Friday, October 18, 2013

LINK: View to a killing: why do collectors pay so much for James Bond first editions?

Here's a nice article by Rick Gekoski in The Guardian about the escalating values of Ian Fleming James Bond First Editions. Click the headline to read.

1 comment:

  1. That's a very good article, despite the inexplicable exclusion of Raymond Benson from the opening list of continuation authors. But it poses a very interesting question at its core: what makes Fleming a more collectible author than so many of his contemporaries or followers? I think the article hints at an answer (nostalgia is certainly part of it, as is the need to identify with iconic heroes, as the author suggests, but not ALL, I don't think) but leaves the topic wide open for discussion.

    I started collecting Bond books in 1989, not yet even a teenager. (And boy am I glad today, because the books I could afford on meager savings from summer jobs and allowance back then I couldn't begin to afford now as a working adult, their value and - crucially - the public's knowledge of that value has increased so much since then.) Throughout the 90s, I scoured used book sales all over New England and worked in a great used bookstore learning more about the used book business.

    The hot "modern firsts" back then were Tom Clancy and Anne Rice. And, to a lesser extent, Michael Crichton, who I also collected. But the values of their books have not increased anywhere near as exponentially as the values of Fleming firsts. We've yet to see how the author's death affects prices, but I recently saw a first edition of The Hunt for Red October sell for a mere fraction of what one sold for twenty years ago, when Jack Ryan was all over movie theaters and bestseller lists. And that's not a common book.

    The values of many modern firsts have dropped in the Internet age, when previously scarce copies have become more widely available. But not with Fleming. All the Internet has done with Bond is made everyone well aware of what these books go for, so the chances of ever finding a UK First for a bargain price in a little out of the way used bookstore or at a library sale have plummeted to nil. Yet I don't think "the Internet" is the catch-all answer for why Bond books have proved such a stellar investment either.

    The films certainly have SOMETHING to do with it. The fact that the series goes on, reliably (despite a few unbearable gaps) every couple of years serves to keep the character always in the public consciousness, whereas Jack Ryan has been off the screen for years. It keeps Bond from being the passing fad Gekoski seemed to believe it to be when he recommended his clients against buying the books in the early 80s. But by now, I suspect that Bond, like Holmes (as he points out) is so ingrained in culture that even without the films continuing the book values would continue to rise.
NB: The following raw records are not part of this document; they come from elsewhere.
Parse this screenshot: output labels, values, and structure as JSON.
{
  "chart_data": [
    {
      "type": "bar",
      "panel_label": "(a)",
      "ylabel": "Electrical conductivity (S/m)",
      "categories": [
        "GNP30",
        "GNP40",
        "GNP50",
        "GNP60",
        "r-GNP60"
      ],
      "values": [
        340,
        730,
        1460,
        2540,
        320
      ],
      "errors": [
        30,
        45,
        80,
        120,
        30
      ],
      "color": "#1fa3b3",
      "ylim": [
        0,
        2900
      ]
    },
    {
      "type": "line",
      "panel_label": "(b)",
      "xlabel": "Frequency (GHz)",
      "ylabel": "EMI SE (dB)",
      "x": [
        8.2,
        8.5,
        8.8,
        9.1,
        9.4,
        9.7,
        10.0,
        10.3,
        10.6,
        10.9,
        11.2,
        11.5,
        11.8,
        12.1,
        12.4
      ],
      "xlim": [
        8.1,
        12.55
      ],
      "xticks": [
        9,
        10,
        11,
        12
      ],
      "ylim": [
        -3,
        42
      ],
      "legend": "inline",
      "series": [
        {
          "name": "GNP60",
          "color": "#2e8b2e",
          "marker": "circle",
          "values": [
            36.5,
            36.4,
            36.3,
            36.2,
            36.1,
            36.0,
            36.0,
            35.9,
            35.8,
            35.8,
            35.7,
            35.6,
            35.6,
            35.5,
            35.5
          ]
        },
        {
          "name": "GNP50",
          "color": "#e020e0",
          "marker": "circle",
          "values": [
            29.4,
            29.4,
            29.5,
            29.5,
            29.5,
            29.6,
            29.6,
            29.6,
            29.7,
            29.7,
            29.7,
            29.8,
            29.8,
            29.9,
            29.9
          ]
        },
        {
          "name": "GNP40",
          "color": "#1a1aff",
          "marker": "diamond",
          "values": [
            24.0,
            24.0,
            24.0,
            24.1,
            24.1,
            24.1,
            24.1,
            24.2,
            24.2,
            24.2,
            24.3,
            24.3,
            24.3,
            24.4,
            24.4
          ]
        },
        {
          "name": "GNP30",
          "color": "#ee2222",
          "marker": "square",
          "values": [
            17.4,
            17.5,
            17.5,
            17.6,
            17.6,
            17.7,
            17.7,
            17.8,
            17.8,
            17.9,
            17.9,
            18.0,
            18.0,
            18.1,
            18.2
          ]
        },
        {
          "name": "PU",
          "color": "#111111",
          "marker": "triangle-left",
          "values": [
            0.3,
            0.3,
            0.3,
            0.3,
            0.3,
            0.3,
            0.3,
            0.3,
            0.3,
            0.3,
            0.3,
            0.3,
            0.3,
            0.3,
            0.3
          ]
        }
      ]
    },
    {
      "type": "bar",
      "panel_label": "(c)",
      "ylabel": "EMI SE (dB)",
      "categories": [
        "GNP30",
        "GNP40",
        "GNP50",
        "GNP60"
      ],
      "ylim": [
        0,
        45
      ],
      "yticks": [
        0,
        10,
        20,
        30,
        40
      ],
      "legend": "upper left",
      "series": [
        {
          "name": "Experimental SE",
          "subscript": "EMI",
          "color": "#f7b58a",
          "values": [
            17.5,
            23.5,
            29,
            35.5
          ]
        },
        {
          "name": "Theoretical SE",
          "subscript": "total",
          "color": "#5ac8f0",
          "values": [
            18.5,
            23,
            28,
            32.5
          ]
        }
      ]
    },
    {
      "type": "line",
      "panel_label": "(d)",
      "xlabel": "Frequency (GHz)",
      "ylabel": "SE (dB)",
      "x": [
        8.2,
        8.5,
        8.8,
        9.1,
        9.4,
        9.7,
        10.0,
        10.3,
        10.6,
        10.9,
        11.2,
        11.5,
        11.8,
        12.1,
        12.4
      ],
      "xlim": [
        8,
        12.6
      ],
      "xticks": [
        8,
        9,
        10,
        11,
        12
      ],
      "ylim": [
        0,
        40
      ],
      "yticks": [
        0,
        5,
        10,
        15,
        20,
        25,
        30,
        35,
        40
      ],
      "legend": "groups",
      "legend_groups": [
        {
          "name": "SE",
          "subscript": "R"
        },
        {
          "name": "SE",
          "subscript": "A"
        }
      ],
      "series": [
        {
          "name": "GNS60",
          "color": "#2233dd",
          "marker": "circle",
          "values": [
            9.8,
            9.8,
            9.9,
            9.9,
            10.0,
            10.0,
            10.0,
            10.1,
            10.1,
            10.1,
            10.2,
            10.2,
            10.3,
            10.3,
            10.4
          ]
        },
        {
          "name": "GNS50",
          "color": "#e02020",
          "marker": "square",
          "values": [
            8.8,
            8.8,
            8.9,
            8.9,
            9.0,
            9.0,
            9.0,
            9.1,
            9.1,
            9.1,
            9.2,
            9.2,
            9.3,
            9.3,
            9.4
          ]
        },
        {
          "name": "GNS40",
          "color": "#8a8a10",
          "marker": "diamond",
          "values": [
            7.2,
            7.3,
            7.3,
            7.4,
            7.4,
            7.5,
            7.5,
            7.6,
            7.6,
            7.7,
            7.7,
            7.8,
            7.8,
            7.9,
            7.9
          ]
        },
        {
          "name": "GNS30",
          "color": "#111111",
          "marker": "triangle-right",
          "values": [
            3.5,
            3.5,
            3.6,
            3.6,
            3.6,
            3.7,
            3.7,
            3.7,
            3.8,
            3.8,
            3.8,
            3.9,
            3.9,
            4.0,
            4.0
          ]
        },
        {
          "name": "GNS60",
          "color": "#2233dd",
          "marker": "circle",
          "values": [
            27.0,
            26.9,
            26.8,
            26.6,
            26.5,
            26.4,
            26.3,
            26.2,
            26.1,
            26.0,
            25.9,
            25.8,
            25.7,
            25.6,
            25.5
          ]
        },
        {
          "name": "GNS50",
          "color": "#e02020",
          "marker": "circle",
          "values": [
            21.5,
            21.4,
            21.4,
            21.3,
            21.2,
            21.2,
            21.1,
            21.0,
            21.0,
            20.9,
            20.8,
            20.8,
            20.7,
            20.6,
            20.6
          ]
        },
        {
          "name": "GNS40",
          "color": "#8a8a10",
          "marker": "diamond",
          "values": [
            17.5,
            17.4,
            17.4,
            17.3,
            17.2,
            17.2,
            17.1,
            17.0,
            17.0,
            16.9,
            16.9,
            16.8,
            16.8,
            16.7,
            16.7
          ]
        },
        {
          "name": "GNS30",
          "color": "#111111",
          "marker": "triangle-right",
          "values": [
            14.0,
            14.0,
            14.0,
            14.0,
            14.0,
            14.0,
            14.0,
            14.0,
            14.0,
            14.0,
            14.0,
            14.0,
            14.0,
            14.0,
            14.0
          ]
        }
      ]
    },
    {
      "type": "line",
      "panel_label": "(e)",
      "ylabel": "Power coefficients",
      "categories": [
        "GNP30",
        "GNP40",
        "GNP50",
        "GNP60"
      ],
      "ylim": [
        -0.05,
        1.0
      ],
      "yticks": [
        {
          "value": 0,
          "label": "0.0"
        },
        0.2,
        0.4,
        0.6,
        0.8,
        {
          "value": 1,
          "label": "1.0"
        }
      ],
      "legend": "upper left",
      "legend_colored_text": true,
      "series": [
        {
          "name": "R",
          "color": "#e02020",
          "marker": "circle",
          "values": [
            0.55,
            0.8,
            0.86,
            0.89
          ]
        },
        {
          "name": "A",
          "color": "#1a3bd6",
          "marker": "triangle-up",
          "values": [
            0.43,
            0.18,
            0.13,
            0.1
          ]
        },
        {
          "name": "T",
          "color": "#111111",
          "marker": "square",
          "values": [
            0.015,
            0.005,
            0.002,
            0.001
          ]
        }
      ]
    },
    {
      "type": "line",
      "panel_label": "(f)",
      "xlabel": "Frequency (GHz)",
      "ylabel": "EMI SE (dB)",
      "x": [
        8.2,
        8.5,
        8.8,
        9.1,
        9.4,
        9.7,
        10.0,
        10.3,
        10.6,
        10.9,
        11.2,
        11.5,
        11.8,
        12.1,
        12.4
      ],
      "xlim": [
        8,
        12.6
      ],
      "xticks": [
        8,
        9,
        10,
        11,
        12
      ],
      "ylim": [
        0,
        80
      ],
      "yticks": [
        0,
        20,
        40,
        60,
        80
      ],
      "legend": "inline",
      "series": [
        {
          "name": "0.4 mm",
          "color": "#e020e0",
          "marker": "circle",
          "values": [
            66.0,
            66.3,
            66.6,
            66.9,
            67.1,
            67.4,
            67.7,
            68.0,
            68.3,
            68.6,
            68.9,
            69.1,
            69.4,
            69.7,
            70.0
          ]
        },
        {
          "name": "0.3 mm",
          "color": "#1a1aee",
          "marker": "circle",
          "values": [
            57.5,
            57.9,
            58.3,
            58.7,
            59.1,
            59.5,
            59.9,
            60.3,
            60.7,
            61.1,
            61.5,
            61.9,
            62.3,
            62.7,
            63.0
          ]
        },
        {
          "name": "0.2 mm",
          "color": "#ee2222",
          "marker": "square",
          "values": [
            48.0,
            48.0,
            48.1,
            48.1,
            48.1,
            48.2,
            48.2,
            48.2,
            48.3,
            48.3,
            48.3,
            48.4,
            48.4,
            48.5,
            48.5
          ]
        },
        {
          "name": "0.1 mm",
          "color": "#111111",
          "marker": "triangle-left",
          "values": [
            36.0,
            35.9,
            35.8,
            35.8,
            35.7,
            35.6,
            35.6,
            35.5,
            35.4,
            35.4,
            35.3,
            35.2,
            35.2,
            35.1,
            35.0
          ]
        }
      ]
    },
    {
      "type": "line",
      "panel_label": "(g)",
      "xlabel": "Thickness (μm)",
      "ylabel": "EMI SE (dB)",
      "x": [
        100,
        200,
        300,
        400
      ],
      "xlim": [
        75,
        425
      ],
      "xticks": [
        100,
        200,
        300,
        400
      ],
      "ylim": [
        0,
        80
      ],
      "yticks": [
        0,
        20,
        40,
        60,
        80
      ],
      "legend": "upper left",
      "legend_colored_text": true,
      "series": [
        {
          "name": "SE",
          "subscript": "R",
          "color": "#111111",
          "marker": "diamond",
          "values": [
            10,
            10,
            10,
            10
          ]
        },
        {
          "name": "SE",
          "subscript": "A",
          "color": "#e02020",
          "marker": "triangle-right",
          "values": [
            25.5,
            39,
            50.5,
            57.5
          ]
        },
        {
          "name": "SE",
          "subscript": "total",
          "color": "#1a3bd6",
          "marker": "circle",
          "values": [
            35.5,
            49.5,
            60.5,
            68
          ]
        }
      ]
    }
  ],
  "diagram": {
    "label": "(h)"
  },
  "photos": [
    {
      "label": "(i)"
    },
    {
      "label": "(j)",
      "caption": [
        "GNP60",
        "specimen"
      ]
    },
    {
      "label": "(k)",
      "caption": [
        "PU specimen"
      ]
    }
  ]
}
    The collectibility can't even be tied in to the books being bestsellers. Because, for part of that time while the films made their lucrative Brosnan-era comeback, the Fleming books were shockingly OUT OF PRINT in America. Between the Berkley silhouette editions and the Penguin editions of the early 2000s, you couldn't buy a Bond paperback in a new bookstore. (During part of that time the MJF harcovers could be found on remainder tables though.) Yet the values on firsts continued to climb.

    I think it's down to a combination of all those factors, but I'm sure there's more to it, too, and I'm eager to hear other people's ideas about what makes Bonds such a great investment.